On Hat Puzzle 1.2: Solutions

This section we show the solution and comments of the hat puzzle [from winkler's paper]:

Colored Hats (simultaneous version): 

It is not immediately obvious that any players can be saved. Often the first strategy considered is "guessing the majority color" ; e.g. if n=10, each player guesses the color he sees on 4 or more of his 9 teammates. But this results in 10 executions if the colors are distributed 5-and-5, and the most obvious modications to this scheme also result in total carnage in the worst case. 

However, it is easy to save \lfloor n/2 \rfloor players by the following device. Have the players pair up (say husband and wife); each husband chooses the color of his wifes hat and each wife chooses the color she doesn't see on her husbands hat. Clearly, if a couple have the same color hats, the husband will survive; if different ,the wife will survive. 

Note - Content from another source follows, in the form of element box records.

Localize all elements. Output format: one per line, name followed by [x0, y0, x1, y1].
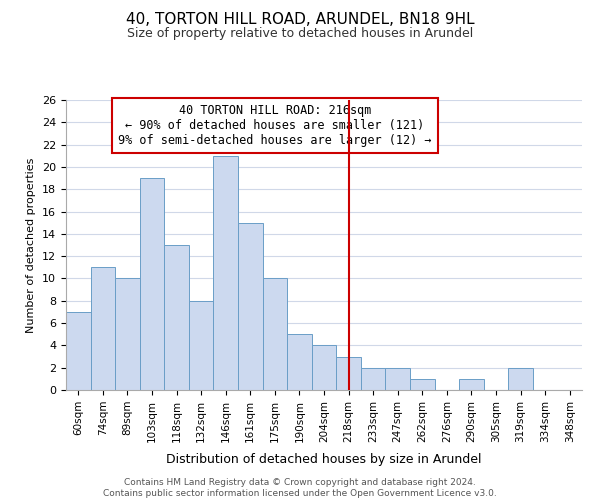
- Bar: [91, 268, 115, 390]
- Bar: [508, 368, 533, 390]
- Bar: [164, 245, 189, 390]
- Text: Size of property relative to detached houses in Arundel: Size of property relative to detached ho…: [127, 28, 473, 40]
- Bar: [189, 301, 214, 390]
- Bar: [287, 334, 312, 390]
- Bar: [361, 368, 385, 390]
- Y-axis label: Number of detached properties: Number of detached properties: [26, 158, 37, 332]
- Bar: [238, 222, 263, 390]
- Bar: [66, 312, 91, 390]
- Bar: [312, 346, 336, 390]
- Bar: [263, 278, 287, 390]
- Bar: [336, 356, 361, 390]
- Bar: [410, 379, 434, 390]
- Bar: [214, 156, 238, 390]
- Text: Contains HM Land Registry data © Crown copyright and database right 2024.
Contai: Contains HM Land Registry data © Crown c…: [103, 478, 497, 498]
- Bar: [115, 278, 140, 390]
- Bar: [140, 178, 164, 390]
- Text: 40, TORTON HILL ROAD, ARUNDEL, BN18 9HL: 40, TORTON HILL ROAD, ARUNDEL, BN18 9HL: [125, 12, 475, 28]
- Text: 40 TORTON HILL ROAD: 216sqm
← 90% of detached houses are smaller (121)
9% of sem: 40 TORTON HILL ROAD: 216sqm ← 90% of det…: [118, 104, 432, 148]
- Bar: [385, 368, 410, 390]
- X-axis label: Distribution of detached houses by size in Arundel: Distribution of detached houses by size …: [166, 453, 482, 466]
- Bar: [459, 379, 484, 390]
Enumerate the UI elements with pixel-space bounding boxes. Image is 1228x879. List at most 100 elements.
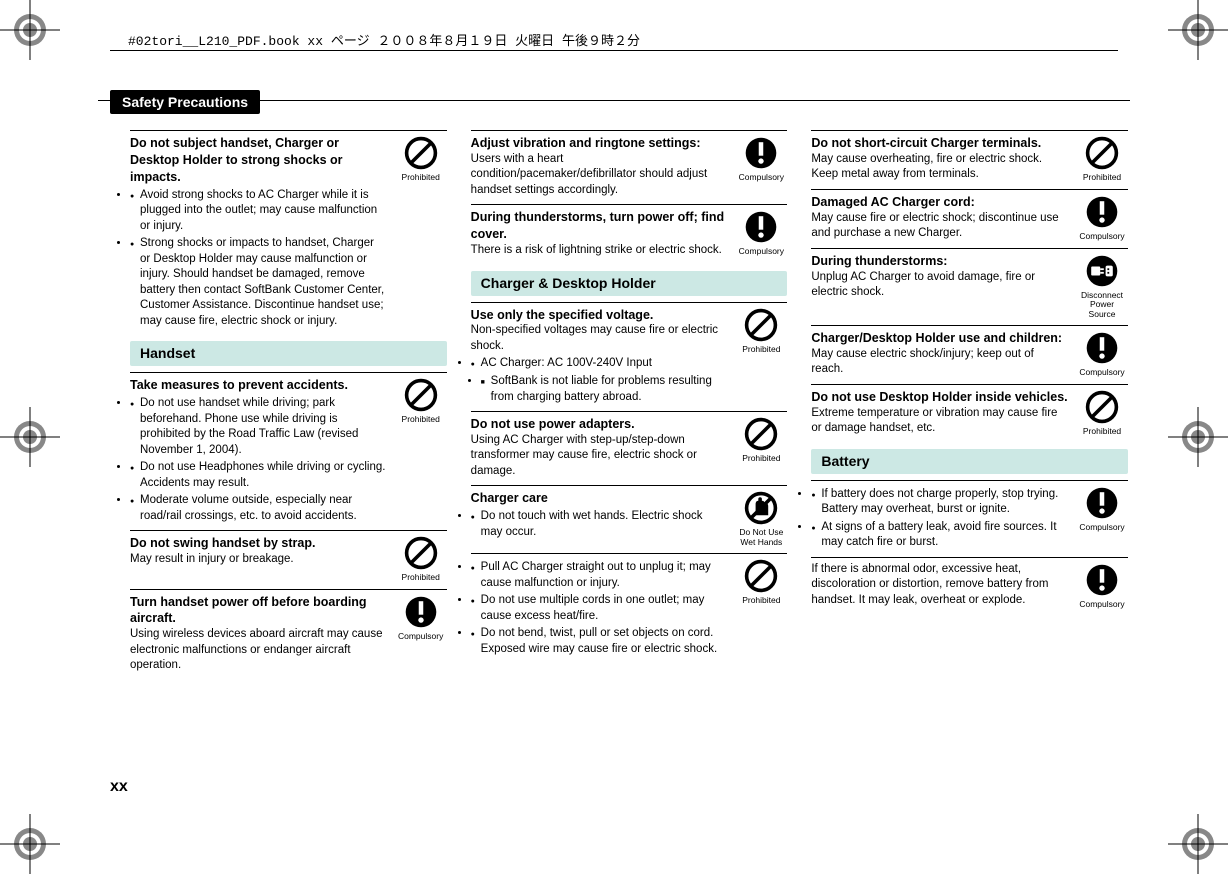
compulsory-icon: Compulsory [1076,194,1128,242]
precaution-item: Take measures to prevent accidents. Do no… [130,372,447,528]
bullet: Do not bend, twist, pull or set objects … [471,626,728,657]
column: Do not subject handset, Charger or Deskt… [130,130,447,774]
precaution-item: Pull AC Charger straight out to unplug i… [471,553,788,661]
prohibited-icon: Prohibited [395,535,447,582]
precaution-item: Damaged AC Charger cord:May cause fire o… [811,189,1128,246]
precaution-item: Charger care Do not touch with wet hands.… [471,485,788,551]
crop-mark-icon [1168,0,1228,60]
item-text: Using wireless devices aboard aircraft m… [130,627,387,674]
compulsory-icon: Compulsory [735,209,787,258]
item-bullets: Avoid strong shocks to AC Charger while … [130,188,387,330]
item-title: Adjust vibration and ringtone settings: [471,135,728,152]
item-title: Do not swing handset by strap. [130,535,387,552]
bullet: Pull AC Charger straight out to unplug i… [471,560,728,591]
precaution-item: Charger/Desktop Holder use and children:… [811,325,1128,382]
compulsory-icon: Compulsory [395,594,447,674]
item-text: May cause fire or electric shock; discon… [811,211,1068,242]
icon-label: Prohibited [1076,427,1128,436]
icon-label: Do Not Use Wet Hands [735,528,787,547]
item-title: During thunderstorms, turn power off; fi… [471,209,728,243]
header-divider [110,50,1118,51]
precaution-item: Use only the specified voltage.Non-speci… [471,302,788,409]
icon-label: Prohibited [395,573,447,582]
bullet: Do not use Headphones while driving or c… [130,460,387,491]
item-bullets: Pull AC Charger straight out to unplug i… [471,560,728,657]
crop-mark-icon [0,814,60,874]
precaution-item: During thunderstorms, turn power off; fi… [471,204,788,262]
item-text: There is a risk of lightning strike or e… [471,243,728,259]
item-title: Take measures to prevent accidents. [130,377,387,394]
section-heading: Charger & Desktop Holder [471,271,788,296]
section-heading: Handset [130,341,447,366]
icon-label: Prohibited [395,415,447,424]
bullet: Do not use multiple cords in one outlet;… [471,593,728,624]
item-title: Do not use power adapters. [471,416,728,433]
compulsory-icon: Compulsory [735,135,787,198]
bullet: Avoid strong shocks to AC Charger while … [130,188,387,235]
item-title: Charger/Desktop Holder use and children: [811,330,1068,347]
column: Do not short-circuit Charger terminals. M… [811,130,1128,774]
item-text: If there is abnormal odor, excessive hea… [811,562,1068,609]
icon-label: Compulsory [735,173,787,182]
crop-mark-icon [0,0,60,60]
item-title: Damaged AC Charger cord: [811,194,1068,211]
page-title: Safety Precautions [110,90,260,114]
prohibited-icon: Prohibited [395,135,447,329]
precaution-item: If there is abnormal odor, excessive hea… [811,557,1128,613]
noWet-icon: Do Not Use Wet Hands [735,490,787,547]
item-title: During thunderstorms: [811,253,1068,270]
prohibited-icon: Prohibited [735,558,787,657]
prohibited-icon: Prohibited [735,307,787,405]
header-note: #02tori__L210_PDF.book xx ページ ２００８年８月１９日… [128,30,640,49]
icon-label: Compulsory [735,247,787,256]
item-title: Use only the specified voltage. [471,307,728,324]
item-text: Non-specified voltages may cause fire or… [471,323,728,354]
prohibited-icon: Prohibited [735,416,787,479]
item-title: Do not short-circuit Charger terminals. [811,135,1068,152]
bullet: If battery does not charge properly, sto… [811,487,1068,518]
precaution-item: Do not swing handset by strap.May result… [130,530,447,586]
bullet: Do not touch with wet hands. Electric sh… [471,509,728,540]
prohibited-icon: Prohibited [395,377,447,524]
disconnect-icon: Disconnect Power Source [1076,253,1128,319]
icon-label: Prohibited [395,173,447,182]
column: Adjust vibration and ringtone settings: U… [471,130,788,774]
icon-label: Prohibited [735,596,787,605]
item-bullets: Do not touch with wet hands. Electric sh… [471,509,728,540]
precaution-item: Adjust vibration and ringtone settings:U… [471,130,788,202]
item-bullets: If battery does not charge properly, sto… [811,487,1068,551]
item-title: Turn handset power off before boarding a… [130,594,387,628]
item-title: Charger care [471,490,728,507]
icon-label: Compulsory [1076,232,1128,241]
item-text: Using AC Charger with step-up/step-down … [471,433,728,480]
page-number: xx [110,778,128,796]
item-text: May cause electric shock/injury; keep ou… [811,347,1068,378]
compulsory-icon: Compulsory [1076,330,1128,378]
item-text: Unplug AC Charger to avoid damage, fire … [811,270,1068,301]
item-bullets: AC Charger: AC 100V-240V InputSoftBank i… [471,356,728,405]
icon-label: Compulsory [1076,600,1128,609]
crop-mark-icon [0,407,60,467]
bullet: Do not use handset while driving; park b… [130,396,387,458]
bullet: AC Charger: AC 100V-240V Input [471,356,728,372]
precaution-item: Do not subject handset, Charger or Deskt… [130,130,447,333]
precaution-item: Turn handset power off before boarding a… [130,589,447,678]
item-title: Do not subject handset, Charger or Deskt… [130,135,387,186]
icon-label: Disconnect Power Source [1076,291,1128,319]
icon-label: Compulsory [1076,368,1128,377]
section-heading: Battery [811,449,1128,474]
icon-label: Prohibited [1076,173,1128,182]
compulsory-icon: Compulsory [1076,485,1128,551]
icon-label: Prohibited [735,345,787,354]
bullet: Strong shocks or impacts to handset, Cha… [130,236,387,329]
prohibited-icon: Prohibited [1076,135,1128,183]
bullet: Moderate volume outside, especially near… [130,493,387,524]
crop-mark-icon [1168,814,1228,874]
item-bullets: Do not use handset while driving; park b… [130,396,387,524]
bullet: At signs of a battery leak, avoid fire s… [811,520,1068,551]
icon-label: Prohibited [735,454,787,463]
item-title: Do not use Desktop Holder inside vehicle… [811,389,1068,406]
precaution-item: During thunderstorms:Unplug AC Charger t… [811,248,1128,323]
precaution-item: Do not use power adapters.Using AC Charg… [471,411,788,483]
icon-label: Compulsory [395,632,447,641]
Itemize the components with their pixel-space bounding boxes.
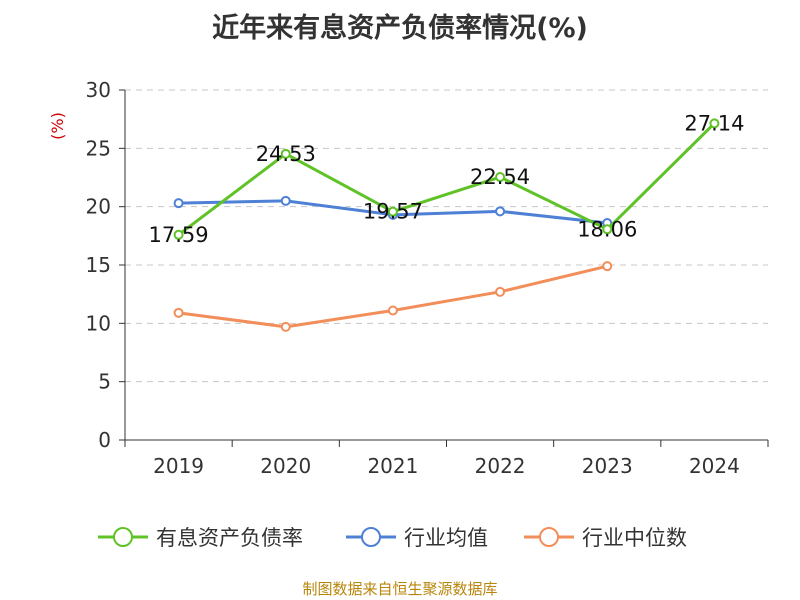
y-tick-label: 30: [86, 78, 111, 102]
series-lines: [173, 118, 720, 332]
x-tick-label: 2024: [689, 454, 740, 478]
y-tick-label: 20: [86, 195, 111, 219]
data-point: [173, 198, 184, 209]
data-label: 24.53: [256, 142, 316, 166]
series-line: [178, 264, 608, 329]
data-point: [280, 195, 291, 206]
y-tick-label: 25: [86, 136, 111, 160]
data-label: 17.59: [149, 223, 209, 247]
legend-item[interactable]: 有息资产负债率: [98, 526, 303, 550]
legend-label: 行业均值: [404, 526, 488, 550]
data-source-note: 制图数据来自恒生聚源数据库: [302, 580, 498, 598]
axes: 0 5 10 15 20 25 30 2019 2020 2021 2022 2023 2024 (%): [48, 78, 769, 478]
y-tick-label: 0: [98, 428, 111, 452]
data-point: [387, 206, 398, 217]
y-tick-label: 15: [86, 253, 111, 277]
x-tick-label: 2019: [153, 454, 204, 478]
legend-marker: [361, 527, 381, 547]
data-point: [387, 305, 398, 316]
legend-marker: [539, 527, 559, 547]
legend[interactable]: 有息资产负债率 行业均值 行业中位数: [98, 526, 687, 550]
data-labels: 17.59 24.53 19.57 22.54 18.06 27.14: [149, 111, 745, 246]
legend-label: 行业中位数: [582, 526, 687, 550]
x-tick-label: 2022: [475, 454, 526, 478]
x-tick-label: 2020: [260, 454, 311, 478]
y-tick-label: 10: [86, 311, 111, 335]
data-point: [173, 307, 184, 318]
data-point: [602, 261, 613, 272]
data-label: 18.06: [577, 217, 637, 241]
series-line: [177, 122, 716, 236]
legend-marker: [113, 527, 133, 547]
x-tick-label: 2023: [582, 454, 633, 478]
y-tick-label: 5: [98, 370, 111, 394]
data-point: [709, 118, 720, 129]
chart-title: 近年来有息资产负债率情况(%): [212, 13, 588, 44]
x-tick-label: 2021: [367, 454, 418, 478]
data-point: [280, 148, 291, 159]
legend-item[interactable]: 行业中位数: [524, 526, 687, 550]
legend-label: 有息资产负债率: [156, 526, 303, 550]
grid-lines: [125, 89, 768, 383]
data-point: [173, 229, 184, 240]
data-point: [602, 224, 613, 235]
data-point: [495, 286, 506, 297]
data-point: [280, 321, 291, 332]
data-point: [495, 206, 506, 217]
data-point: [495, 172, 506, 183]
y-axis-unit-label: (%): [48, 112, 67, 140]
data-label: 19.57: [363, 200, 423, 224]
data-label: 27.14: [684, 111, 744, 135]
data-label: 22.54: [470, 165, 530, 189]
legend-item[interactable]: 行业均值: [346, 526, 488, 550]
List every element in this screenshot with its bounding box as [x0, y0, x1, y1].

To see that this is best possible, imagine that the colors are assigned uniformly at random (e.g. by fair coin-flips), instead of by an adversary. Regardless of strategy the probability that any particular player survives is exactly 1/2; therefore the expected number of survivors is exactly n/2. It follows that the minimum number of survivors cannot exceed \lfloor n/2 \rfloor.

Colored Hats (sequential version):

This version of the hats game was passed to me by Girija Narlikar of Bell Labs, who heard it at a party (the previous version was my own response to Girija's problem, but has no doubt been considered many times before). For the sequential version it is easy to see that \lfloor n/2 \rfloor can be saved; for example, players n, n-2, n-4 etc. can each guess the color of the player immediately ahead, so that players n-1, n-3 etc. can echo the most recent guess and save themselves.

It seems like some probabilistic argument such as provided for the simultaneous version should also work here, to show that \lfloor n \rfloor is the most that can be saved. Not so : in fact, all the players except the last can be saved!

The last player (poor fellow) merely calls "red " if he sees an odd number of red hats infront of him, and "blue" otherwise. Player n-1 will now know the color of his own hat; for example, if he hears player n guess "red " and sees an even number of red hats ahead, he knowshis own hat is red. 

Similar reasoning applies to each player going up the line. Player i sums the number of red hats he sees and red guesses he hears; if the number is odd he guesses "red", if even he guesses "blue", and he's right (unless someone screwed up).

Of course the last player can never be saved, so n-1 is best possible.